The total number of line-break opportunities in the paragraph. (I.e. the number of “words” in the paragraph, so long as ‘word’ is defined in terms of line break opportunities.)
The width of a line consisting of words a..b. It wants this in O(1) time, but every query for a..b is preceded by a query for a..(b-1) (or a..b is a single word).
The intrinsic cost of a particular break point. This is mainly just to avoid hyphenation when we can, by saying that hyphenation points have a higher cost than normal word breaks.
What breaks are mandatory (forced line break characters); though this could be included in the "line break penalty" above.

If we are also allowed to shrink/extend text to make it better fit the available space (kashidas, JALT table (and FALT table?), perhaps enabling/disabling optional ligatures), then instead of a single width for a given line a..b, we need:

The minimum width of that line.
The “natural” width of the line, i.e. the best width (or the least of the best widths if it's possible for different widths to look equally good).
Information about the “cost” of condensing/extending the line, so that we know whether it looks better to have fewer words on one line and more words on another.

Effect of optical margin adjustment on line-breaking

We haven't yet thought how to handle optical margins (OPBD table) well for doing “width of line a..b” calculations in O(1) time, while handling bidi correctly. (Bidi makes it harder to work out which is the leftmost/rightmost word: bidi reordering ususally takes Ω(n) time in the number of words. But maybe we can still work out the revised leftmost & rightmost word in O(1) time if we're only adding one word since the last query.)
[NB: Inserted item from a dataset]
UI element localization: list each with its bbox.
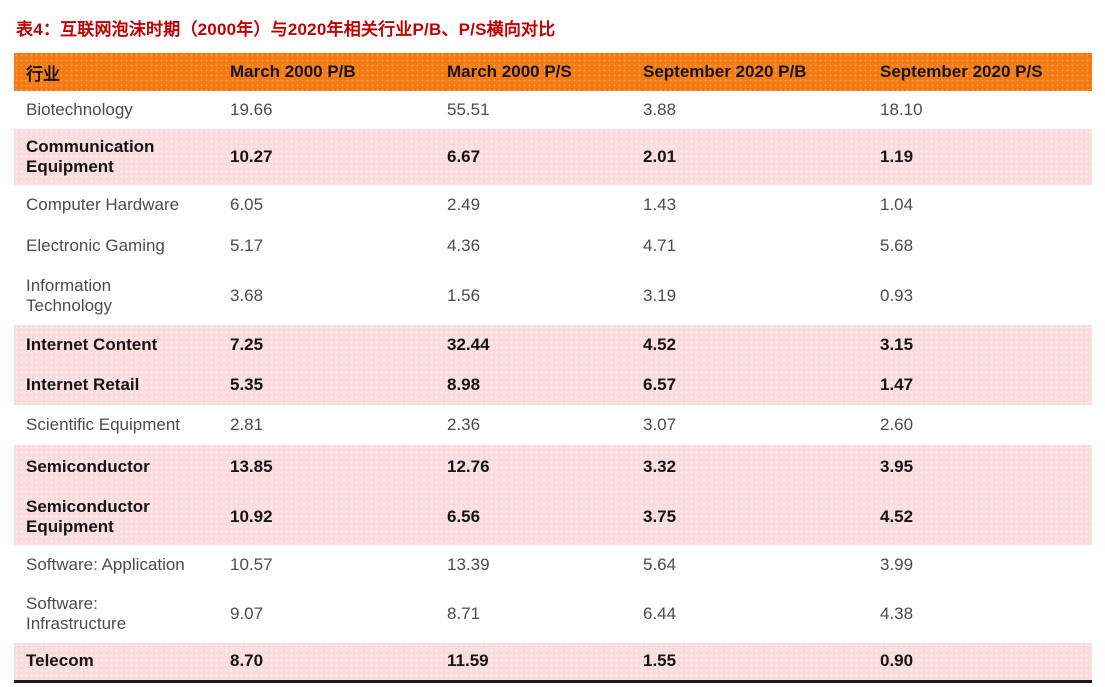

However, assuming that optical margin adjustments can only reduce the needed width of a line rather than increase it (or if at least we know an upper bound as to how much the width can increase), then a reasonable fallback plan is just to ignore these optical margin adjustments for the width calculations when making line-breaking decisions. This would mean that we would occasionally wrongly conclude that a line a..b is too tight to fit well in the available space; it has most effect on line-breaking choices for very narrow columns (e.g. newspapers, tables).